Wer leitet da wessen Kultur?

Samstag, 23. Oktober 2010 um 21:52

Malte Welding macht sich in der Berliner Zeitung online ausgesprochen kluge Gedanken zur tatsächlichen Kultur in Deutschland.

„Merkel erklärt Multikulti für gescheitert” titeln die Zeitungen und für mich klingt das, als habe Angela Merkel gerade den Sommer verlängert, den Winter abgesagt oder die Wiedereinführung der Kinderlähmung beschlossen. Kann die Kanzlerin die Wirklichkeit in die Schranken weisen? Die Realität ist gescheitert, wir brauchen eine andere.

Wer an die Homogenität der Deutschen glaubt, der glaubt auch, Homosexualität sei eine Erfindung der Grünen. Wir sind in Wirklichkeit eine höchst zufällige Ansammlung von Einzelwesen, kein Volk von eineiigen Mehrlingen und das waren wir auch nie. Mein Leben war schon immer Multikulti, das Leben meiner Eltern war es, das Leben ihrer Eltern erst recht.
(…)
So leid es mir tut, und so schwer es meine Arbeit als Mensch und Mitbewohner macht: Ethnie, sexuelle Glaubensrichtung, Hautfarbe, sogar Geschlecht: all diese beliebten Unterscheidungsmerkmale bieten keinen Hinweis darauf, wie ein Mensch ist.
(…)
Bin ich gleichgültig? Aber sicher! Die allermeisten Menschen sind nicht ich, was ich für einen Fehler halte, aber für verzeihlich. Wenn Idiot sein ein Aufenthaltshindernis wäre und ich die Kriterien aufstellen dürfte, was einen zum Idioten macht, dann wäre Deutschland entvölkert.
(…)
Multikulti ist nicht toll und bunt und friedlich, kein Karneval der Kulturen, kein fabelhaftes Essen beim Tibeter. Es kann ein ganz und gar unerfreuliches Gewirr sein, ein Taumeln zwischen Wilhelm und Wassili. Multikulti ist kein Sommerausflug mit dem Völkerverständigungsverein. Multikulti ist bloß: die Wirklichkeit.

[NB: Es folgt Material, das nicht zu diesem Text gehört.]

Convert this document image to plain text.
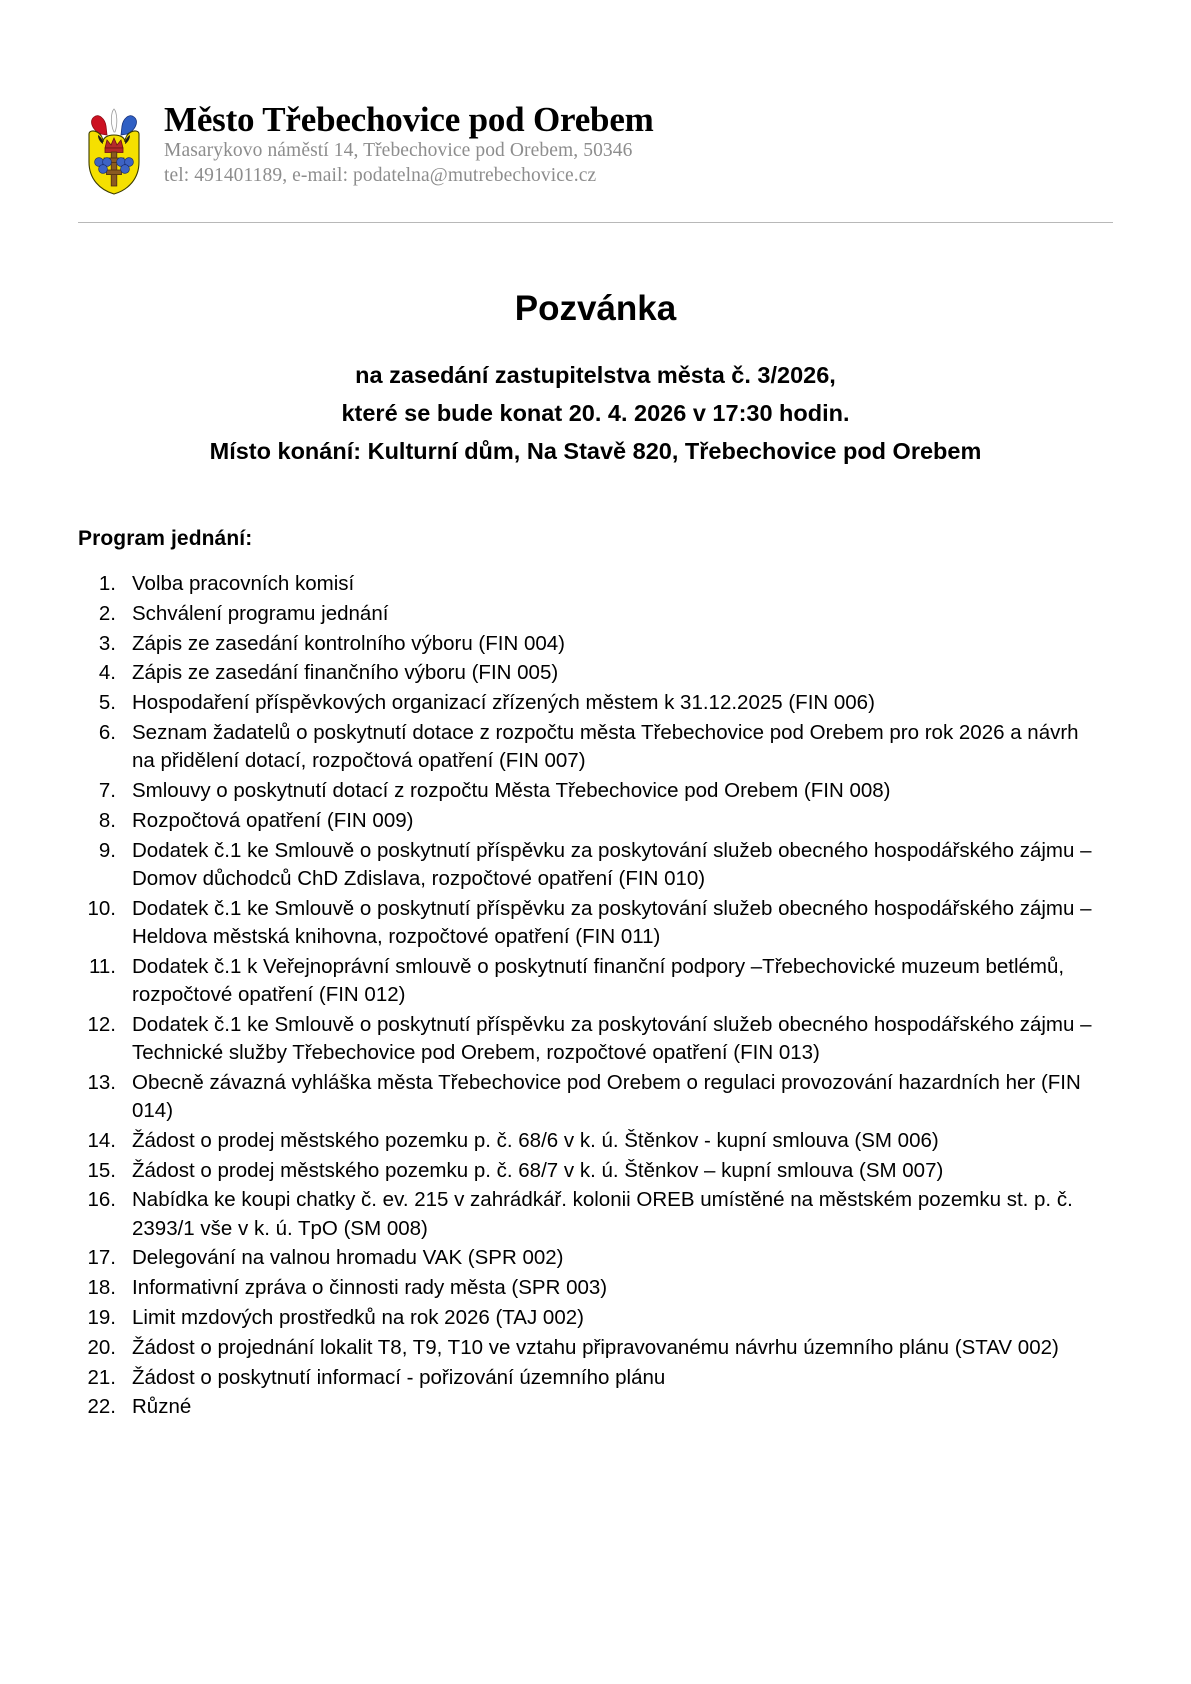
Město Třebechovice pod Orebem
Masarykovo náměstí 14, Třebechovice pod Orebem, 50346
tel: 491401189, e-mail: podatelna@mutrebechovice.cz
Pozvánka

na zasedání zastupitelstva města č. 3/2026,

které se bude konat 20. 4. 2026 v 17:30 hodin.

Místo konání: Kulturní dům, Na Stavě 820, Třebechovice pod Orebem

Program jednání:
1. Volba pracovních komisí
2. Schválení programu jednání
3. Zápis ze zasedání kontrolního výboru (FIN 004)
4. Zápis ze zasedání finančního výboru (FIN 005)
5. Hospodaření příspěvkových organizací zřízených městem k 31.12.2025 (FIN 006)
6. Seznam žadatelů o poskytnutí dotace z rozpočtu města Třebechovice pod Orebem pro rok 2026 a návrh na přidělení dotací, rozpočtová opatření (FIN 007)
7. Smlouvy o poskytnutí dotací z rozpočtu Města Třebechovice pod Orebem (FIN 008)
8. Rozpočtová opatření (FIN 009)
9. Dodatek č.1 ke Smlouvě o poskytnutí příspěvku za poskytování služeb obecného hospodářského zájmu –Domov důchodců ChD Zdislava, rozpočtové opatření (FIN 010)
10. Dodatek č.1 ke Smlouvě o poskytnutí příspěvku za poskytování služeb obecného hospodářského zájmu –Heldova městská knihovna, rozpočtové opatření (FIN 011)
11. Dodatek č.1 k Veřejnoprávní smlouvě o poskytnutí finanční podpory –Třebechovické muzeum betlémů, rozpočtové opatření (FIN 012)
12. Dodatek č.1 ke Smlouvě o poskytnutí příspěvku za poskytování služeb obecného hospodářského zájmu –Technické služby Třebechovice pod Orebem, rozpočtové opatření (FIN 013)
13. Obecně závazná vyhláška města Třebechovice pod Orebem o regulaci provozování hazardních her (FIN 014)
14. Žádost o prodej městského pozemku p. č. 68/6 v k. ú. Štěnkov - kupní smlouva (SM 006)
15. Žádost o prodej městského pozemku p. č. 68/7 v k. ú. Štěnkov – kupní smlouva (SM 007)
16. Nabídka ke koupi chatky č. ev. 215 v zahrádkář. kolonii OREB umístěné na městském pozemku st. p. č. 2393/1 vše v k. ú. TpO (SM 008)
17. Delegování na valnou hromadu VAK (SPR 002)
18. Informativní zpráva o činnosti rady města (SPR 003)
19. Limit mzdových prostředků na rok 2026 (TAJ 002)
20. Žádost o projednání lokalit T8, T9, T10 ve vztahu připravovanému návrhu územního plánu (STAV 002)
21. Žádost o poskytnutí informací - pořizování územního plánu
22. Různé
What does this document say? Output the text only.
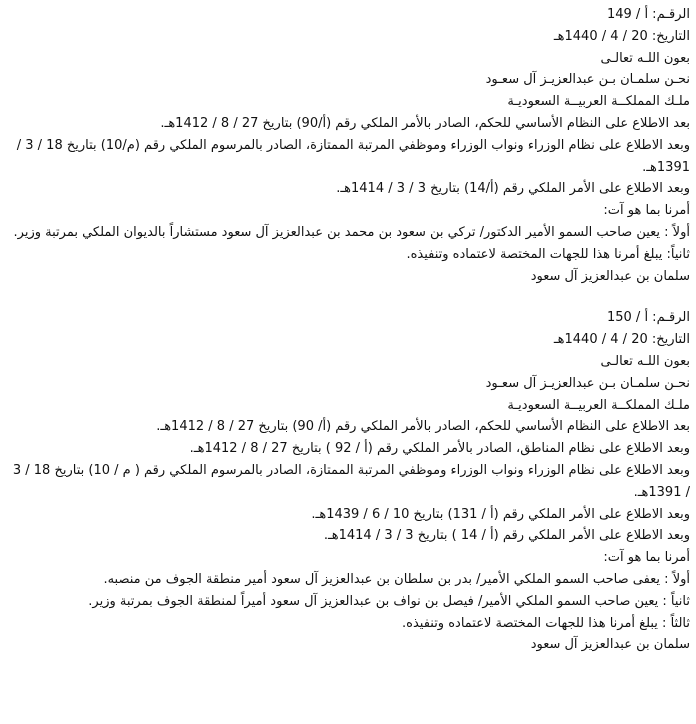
الرقـم: أ / 149

التاريخ: 20 / 4 / 1440هـ

بعون اللـه تعالـى

نحـن سلمـان بـن عبدالعزيـز آل سعـود

ملـك المملكــة العربيــة السعوديـة

بعد الاطلاع على النظام الأساسي للحكم، الصادر بالأمر الملكي رقم (أ/90) بتاريخ 27 / 8 / 1412هـ.

وبعد الاطلاع على نظام الوزراء ونواب الوزراء وموظفي المرتبة الممتازة، الصادر بالمرسوم الملكي رقم (م/10) بتاريخ 18 / 3 / 1391هـ.

وبعد الاطلاع على الأمر الملكي رقم (أ/14) بتاريخ 3 / 3 / 1414هـ.

أمرنا بما هو آت:

أولاً : يعين صاحب السمو الأمير الدكتور/ تركي بن سعود بن محمد بن عبدالعزيز آل سعود مستشاراً بالديوان الملكي بمرتبة وزير.

ثانياً: يبلغ أمرنا هذا للجهات المختصة لاعتماده وتنفيذه.

سلمان بن عبدالعزيز آل سعود

الرقـم: أ / 150

التاريخ: 20 / 4 / 1440هـ

بعون اللـه تعالـى

نحـن سلمـان بـن عبدالعزيـز آل سعـود

ملـك المملكــة العربيــة السعوديـة

بعد الاطلاع على النظام الأساسي للحكم، الصادر بالأمر الملكي رقم (أ/ 90) بتاريخ 27 / 8 / 1412هـ.

وبعد الاطلاع على نظام المناطق، الصادر بالأمر الملكي رقم (أ / 92 ) بتاريخ 27 / 8 / 1412هـ.

وبعد الاطلاع على نظام الوزراء ونواب الوزراء وموظفي المرتبة الممتازة، الصادر بالمرسوم الملكي رقم ( م / 10) بتاريخ 18 / 3 / 1391هـ.

وبعد الاطلاع على الأمر الملكي رقم (أ / 131) بتاريخ 10 / 6 / 1439هـ.

وبعد الاطلاع على الأمر الملكي رقم (أ / 14 ) بتاريخ 3 / 3 / 1414هـ.

أمرنا بما هو آت:

أولاً : يعفى صاحب السمو الملكي الأمير/ بدر بن سلطان بن عبدالعزيز آل سعود أمير منطقة الجوف من منصبه.

ثانياً : يعين صاحب السمو الملكي الأمير/ فيصل بن نواف بن عبدالعزيز آل سعود أميراً لمنطقة الجوف بمرتبة وزير.

ثالثاً : يبلغ أمرنا هذا للجهات المختصة لاعتماده وتنفيذه.

سلمان بن عبدالعزيز آل سعود
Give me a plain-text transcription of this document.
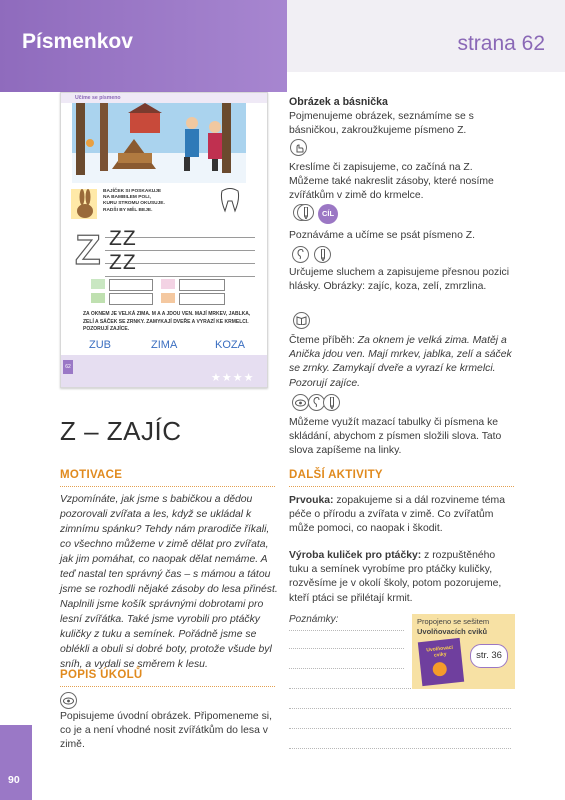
Písmenkov	strana 62
Učíme se písmeno
BAJÍČEK SI POSKAKUJE
NA BAMBILEM POLI,
KURU STROMU OKUSUJE.
RADŠI BY MĚL BEJE.
Z ZZ
ZZ
ZA OKNEM JE VELKÁ ZIMA. M A A JDOU VEN. MAJÍ MRKEV, JABLKA, ZELÍ A SÁČEK SE ZRNKY. ZAMYKAJÍ DVEŘE A VYRAZÍ KE KRMELCI. POZORUJÍ ZAJÍCE.
ZUB	ZIMA	KOZA
62
★★★★
Z – ZAJÍC
MOTIVACE
Vzpomínáte, jak jsme s babičkou a dědou pozorovali zvířata a les, když se ukládal k zimnímu spánku? Tehdy nám prarodiče říkali, co všechno můžeme v zimě dělat pro zvířata, jak jim pomáhat, co naopak dělat nemáme. A teď nastal ten správný čas – s mámou a tátou jsme se rozhodli nějaké zásoby do lesa přinést. Naplnili jsme košík správnými dobrotami pro lesní zvířátka. Také jsme vyrobili pro ptáčky kuličky z tuku a semínek. Pořádně jsme se oblékli a obuli si dobré boty, protože všude byl sníh, a vydali se směrem k lesu.
POPIS ÚKOLŮ
Popisujeme úvodní obrázek. Připomeneme si, co je a není vhodné nosit zvířátkům do lesa v zimě.
Obrázek a básnička
Pojmenujeme obrázek, seznámíme se s básničkou, zakroužkujeme písmeno Z.
Kreslíme či zapisujeme, co začíná na Z. Můžeme také nakreslit zásoby, které nosíme zvířátkům v zimě do krmelce.
CÍL
Poznáváme a učíme se psát písmeno Z.
Určujeme sluchem a zapisujeme přesnou pozici hlásky. Obrázky: zajíc, koza, zelí, zmrzlina.
Čteme příběh: Za oknem je velká zima. Matěj a Anička jdou ven. Mají mrkev, jablka, zelí a sáček se zrnky. Zamykají dveře a vyrazí ke krmelci. Pozorují zajíce.
Můžeme využít mazací tabulky či písmena ke skládání, abychom z písmen složili slova. Tato slova zapíšeme na linky.
DALŠÍ AKTIVITY
Prvouka: zopakujeme si a dál rozvineme téma péče o přírodu a zvířata v zimě. Co zvířatům může pomoci, co naopak i škodit.
Výroba kuliček pro ptáčky: z rozpuštěného tuku a semínek vyrobíme pro ptáčky kuličky, rozvěsíme je v okolí školy, potom pozorujeme, kteří ptáci se přilétají krmit.
Poznámky:	Propojeno se sešitem
Uvolňovacích cviků
Uvolňovací cviky	str. 36
90
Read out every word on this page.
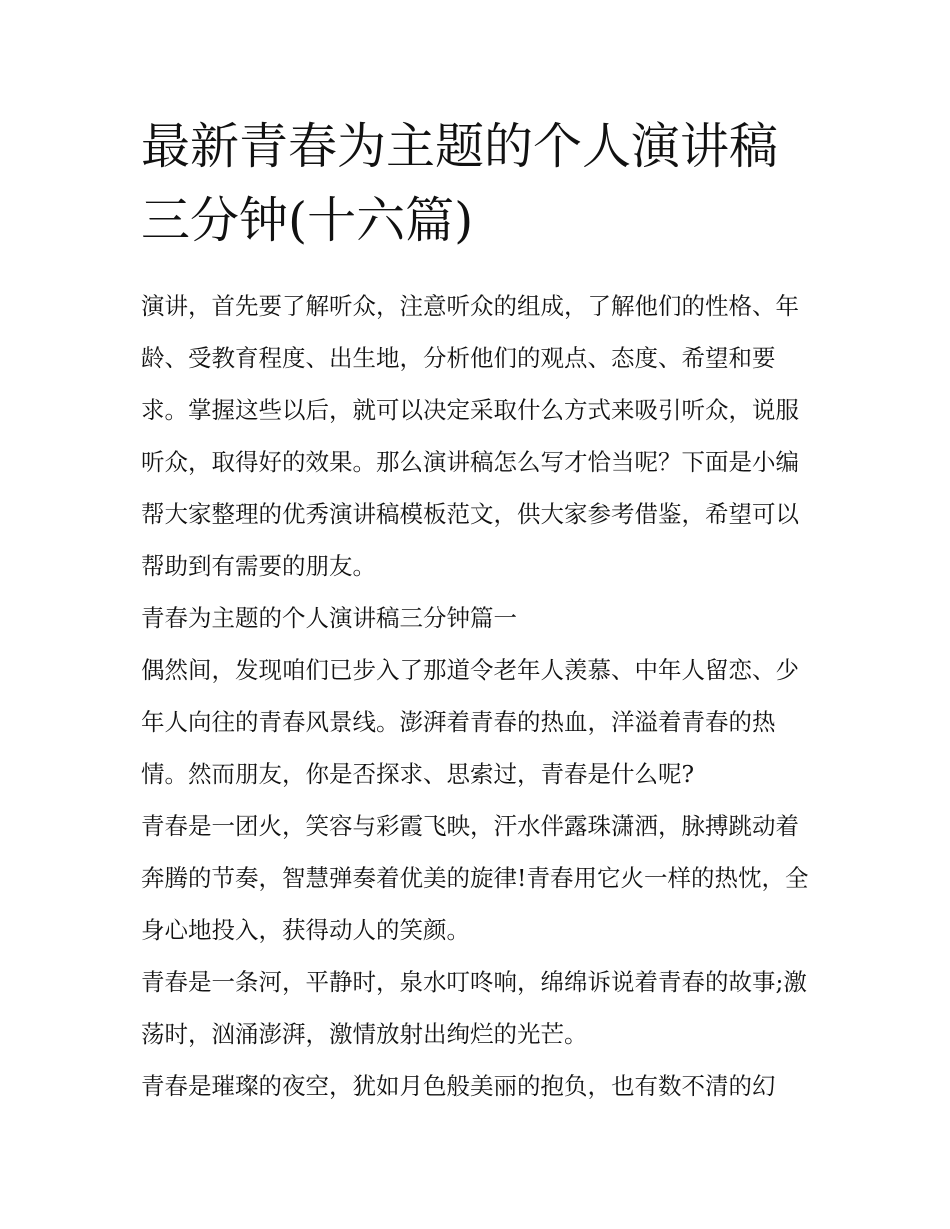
最新青春为主题的个人演讲稿
三分钟(十六篇)

演讲，首先要了解听众，注意听众的组成，了解他们的性格、年龄、受教育程度、出生地，分析他们的观点、态度、希望和要求。掌握这些以后，就可以决定采取什么方式来吸引听众，说服听众，取得好的效果。那么演讲稿怎么写才恰当呢？下面是小编帮大家整理的优秀演讲稿模板范文，供大家参考借鉴，希望可以帮助到有需要的朋友。

青春为主题的个人演讲稿三分钟篇一

偶然间，发现咱们已步入了那道令老年人羡慕、中年人留恋、少年人向往的青春风景线。澎湃着青春的热血，洋溢着青春的热情。然而朋友，你是否探求、思索过，青春是什么呢?

青春是一团火，笑容与彩霞飞映，汗水伴露珠潇洒，脉搏跳动着奔腾的节奏，智慧弹奏着优美的旋律!青春用它火一样的热忱，全身心地投入，获得动人的笑颜。

青春是一条河，平静时，泉水叮咚响，绵绵诉说着青春的故事;激荡时，汹涌澎湃，激情放射出绚烂的光芒。

青春是璀璨的夜空，犹如月色般美丽的抱负，也有数不清的幻
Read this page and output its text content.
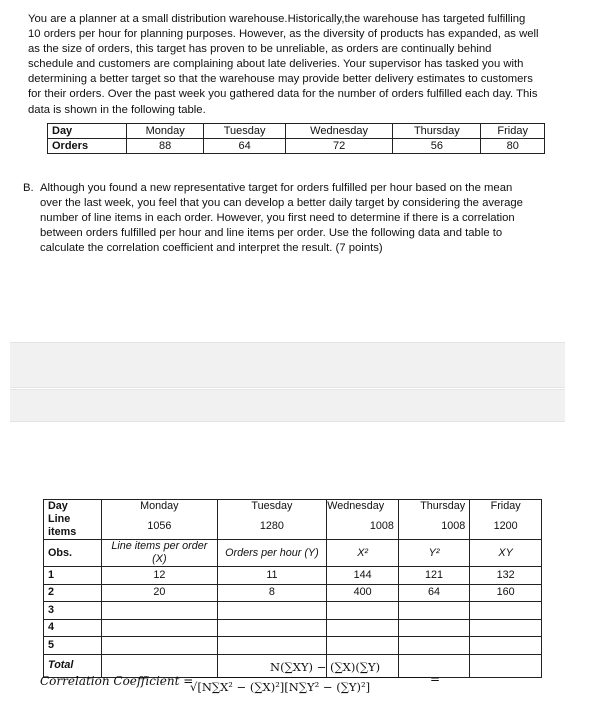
You are a planner at a small distribution warehouse.Historically,the warehouse has targeted fulfilling
10 orders per hour for planning purposes. However, as the diversity of products has expanded, as well
as the size of orders, this target has proven to be unreliable, as orders are continually behind
schedule and customers are complaining about late deliveries. Your supervisor has tasked you with
determining a better target so that the warehouse may provide better delivery estimates to customers
for their orders. Over the past week you gathered data for the number of orders fulfilled each day. This
data is shown in the following table.
Day	Monday	Tuesday	Wednesday	Thursday	Friday
Orders	88	64	72	56	80
B. Although you found a new representative target for orders fulfilled per hour based on the mean
over the last week, you feel that you can develop a better daily target by considering the average
number of line items in each order. However, you first need to determine if there is a correlation
between orders fulfilled per hour and line items per order. Use the following data and table to
calculate the correlation coefficient and interpret the result. (7 points)
Day	Monday	Tuesday	Wednesday	Thursday	Friday
Line items	1056	1280	1008	1008	1200
Obs.	Line items per order (X)	Orders per hour (Y)	X²	Y²	XY
1	12	11	144	121	132
2	20	8	400	64	160
3					
4					
5					
Total					
Correlation Coefficient =
N(∑XY) − (∑X)(∑Y)
√[N∑X² − (∑X)²][N∑Y² − (∑Y)²]
=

Wie die meisten seiner Texte durchsetzt mit Beispielen aus Malte Weldings Lebens- und Familiengeschichte. Herzliche Leseempfehlung des ganzen Artikels.

die Kaltmamsell

6 Kommentare zu „Wer leitet da wessen Kultur?“

  1. croco meint:

    Multikulti ist kein Straßenfest.
    Und der Artikel ist sehr gut, dankeschön.

    Der Rheinländer kürzt das Resumee ab:
    Lewwe und lewwe loose, leben und leben lassen.

  2. Klaus-Peter Baumgardt meint:

    Das mit der Leitkultur ist halt schon schwierig. Wenn Kultur sich von Kultus/Kult ableitet, also Götter- und Götzenverehrung einerseits, und “Verfeinerung” gleichzeitig sein sollte.

    Und Deutschland ist vielleicht ein Konglomerat von was auch immer – Deutsch ist auch Sprache, Sprachgemeinschaft. Na ja, mehr Sprache als Gemeinschaft.
    Es sind ja auch schon Sprachen ausgestorben. Und Früher hatte unsere Bildungselite noch Latein- und Griechischkenntnisse. Unsere Philosophen allemal. Aber für die interessieren sich weder die Alteingesessenen noch die Zugereisten.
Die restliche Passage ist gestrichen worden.